Cinco años antes, Sertorio llegaba a Hispania, recién nombrado pretor de aquellas tierras por un gobierno romano que, cuando él desembarcó en Tarraco, ya había sido depuesto por un violento golpe de estado. Aquello, sin embargo, no lo amilanó. Dispuesto a reivindicar la legitimidad de su cargo y a utilizar las tierras hispanas como palanca para hacer saltar al nuevo gobierno corrupto, Sertorio notificó a Roma que pretendía cumplir nopudoser4con su año de mandato le pesara a quien le pesara. En paz, pero haciendo valer con firmeza la ley y el cargo que las asambleas de Roma le habían adjudicado. No pudo ser. Transcurrido apenas un mes, un nuevo pretor elegido directamente por el dictador llegó a Hispania al frente de un potente ejército, contra el que Sertorio, de buenas a primeras, nada pudo hacer.

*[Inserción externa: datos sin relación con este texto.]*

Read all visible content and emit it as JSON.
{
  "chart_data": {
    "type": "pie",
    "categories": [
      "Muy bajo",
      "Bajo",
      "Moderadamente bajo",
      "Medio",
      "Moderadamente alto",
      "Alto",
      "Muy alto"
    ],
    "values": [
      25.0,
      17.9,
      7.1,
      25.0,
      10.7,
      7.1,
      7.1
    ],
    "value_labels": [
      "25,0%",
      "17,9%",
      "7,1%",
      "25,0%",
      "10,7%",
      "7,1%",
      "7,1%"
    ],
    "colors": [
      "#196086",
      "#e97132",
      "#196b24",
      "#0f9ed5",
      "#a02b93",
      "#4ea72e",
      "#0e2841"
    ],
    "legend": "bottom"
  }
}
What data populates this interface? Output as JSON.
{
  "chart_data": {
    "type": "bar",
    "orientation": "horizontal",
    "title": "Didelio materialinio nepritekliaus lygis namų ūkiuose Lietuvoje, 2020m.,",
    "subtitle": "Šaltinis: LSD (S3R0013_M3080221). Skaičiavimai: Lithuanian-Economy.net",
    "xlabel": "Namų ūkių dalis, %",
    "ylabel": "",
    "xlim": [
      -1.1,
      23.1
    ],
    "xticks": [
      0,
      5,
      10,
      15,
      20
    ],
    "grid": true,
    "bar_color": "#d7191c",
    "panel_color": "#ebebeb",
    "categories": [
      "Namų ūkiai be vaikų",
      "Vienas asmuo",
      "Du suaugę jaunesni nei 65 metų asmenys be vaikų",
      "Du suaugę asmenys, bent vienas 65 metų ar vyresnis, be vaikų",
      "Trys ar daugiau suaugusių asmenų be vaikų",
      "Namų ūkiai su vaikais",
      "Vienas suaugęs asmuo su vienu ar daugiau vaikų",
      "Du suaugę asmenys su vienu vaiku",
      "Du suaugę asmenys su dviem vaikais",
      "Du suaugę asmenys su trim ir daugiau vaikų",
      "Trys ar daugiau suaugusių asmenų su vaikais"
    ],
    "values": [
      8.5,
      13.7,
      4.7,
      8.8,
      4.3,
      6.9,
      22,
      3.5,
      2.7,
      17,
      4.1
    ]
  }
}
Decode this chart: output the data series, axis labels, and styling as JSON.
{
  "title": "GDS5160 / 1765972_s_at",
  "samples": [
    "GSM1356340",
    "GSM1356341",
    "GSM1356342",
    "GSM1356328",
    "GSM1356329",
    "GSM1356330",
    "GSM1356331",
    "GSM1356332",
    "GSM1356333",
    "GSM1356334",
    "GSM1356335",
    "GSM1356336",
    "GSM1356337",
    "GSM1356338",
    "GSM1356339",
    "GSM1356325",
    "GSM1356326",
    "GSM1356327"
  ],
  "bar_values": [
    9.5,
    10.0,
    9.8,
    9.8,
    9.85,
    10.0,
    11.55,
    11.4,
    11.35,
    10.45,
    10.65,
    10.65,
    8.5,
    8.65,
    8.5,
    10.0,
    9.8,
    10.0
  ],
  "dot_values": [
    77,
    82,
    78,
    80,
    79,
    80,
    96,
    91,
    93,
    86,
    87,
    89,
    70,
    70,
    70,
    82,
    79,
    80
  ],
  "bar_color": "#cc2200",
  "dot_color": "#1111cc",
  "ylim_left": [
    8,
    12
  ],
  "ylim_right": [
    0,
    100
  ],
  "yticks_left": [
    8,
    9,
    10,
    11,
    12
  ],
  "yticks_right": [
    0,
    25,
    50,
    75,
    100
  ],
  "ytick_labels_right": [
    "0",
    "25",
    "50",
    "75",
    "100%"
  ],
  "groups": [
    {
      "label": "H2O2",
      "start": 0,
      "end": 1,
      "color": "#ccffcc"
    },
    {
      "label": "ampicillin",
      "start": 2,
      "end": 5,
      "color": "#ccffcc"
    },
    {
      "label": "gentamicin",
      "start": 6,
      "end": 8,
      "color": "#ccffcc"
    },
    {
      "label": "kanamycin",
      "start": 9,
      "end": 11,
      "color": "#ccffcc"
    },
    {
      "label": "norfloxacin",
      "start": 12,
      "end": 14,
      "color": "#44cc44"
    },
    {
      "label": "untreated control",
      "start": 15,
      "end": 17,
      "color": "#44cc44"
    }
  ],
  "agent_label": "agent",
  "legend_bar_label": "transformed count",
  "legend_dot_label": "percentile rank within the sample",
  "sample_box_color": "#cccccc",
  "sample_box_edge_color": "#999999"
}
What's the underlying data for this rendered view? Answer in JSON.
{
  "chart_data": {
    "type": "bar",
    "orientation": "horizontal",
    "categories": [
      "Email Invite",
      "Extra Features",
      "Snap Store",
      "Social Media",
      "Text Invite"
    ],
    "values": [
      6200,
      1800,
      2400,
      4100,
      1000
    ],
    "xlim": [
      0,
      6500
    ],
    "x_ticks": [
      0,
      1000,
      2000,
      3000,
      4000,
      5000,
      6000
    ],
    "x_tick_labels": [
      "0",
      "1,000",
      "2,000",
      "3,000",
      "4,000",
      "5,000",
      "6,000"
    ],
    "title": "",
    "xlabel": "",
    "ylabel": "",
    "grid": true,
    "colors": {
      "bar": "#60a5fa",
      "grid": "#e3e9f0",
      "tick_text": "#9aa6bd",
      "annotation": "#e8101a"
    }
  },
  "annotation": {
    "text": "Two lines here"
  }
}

Unos meses antes, cuando a Sertorio todavía le quedaban ocho años de vida, cuando llevaba ya más de veinte combatiendo en los ejércitos romanos, el por entonces candidato a pretor coincidió en una taberna con unos marinos cilicios. Aunque al principio reservados, a los navegantes, de mal olor y peor aspecto, pronto se les soltó la lengua, y terminaron reconociendo en un latín confuso que acababan de descubrir la ruta hacia las Islas de los Bienaventurados. Todos los rumores sobre aquel legendario archipiélago eran ciertos: que estaba poblado por gentes hermosas y hospitalarias, que la feracidad de las islas era tal que sus habitantes se hartaban de los más suculentos manjares sin tener que cultivar la tierra, que sus costas distaban tanto de Europa y de África que era imposible aproximarse a ellas con una flota, por lo que la paz y la dicha reinaban en ellas como un manto balsámico. La noche se alargaba, y aquellos beodos no cejaban en sus elogios hacia aquellas tierras a las que, tan pronto como recogieran a sus familias, pensaban regresar para quedarse. Durante aquella velada, Sertorio casi se arrepintió de haberse presentado a las elecciones a pretor. Se sentía ya muy cansado de discutir, arriesgarse y combatir por lo que creía justo. Envidió a aquellos hombres capaces de dejarlo todo, y se preguntó si, al fin y al cabo, no podría él también, aunque fuera aquella misma noche, olvidarse de sus proyectos, de sus amigos y clientes, y embarcarse sin más hacia las misteriosas islas de Occidente. Pero pronto amaneció, un esclavo se encargó de arrojar a la calle a los marineros borrachos, y el propio Sertorio salió, tambaleante, camino de su casa, dispuesto a dormir siquiera algunas horas antes de regresar al Foro. No pudo ser.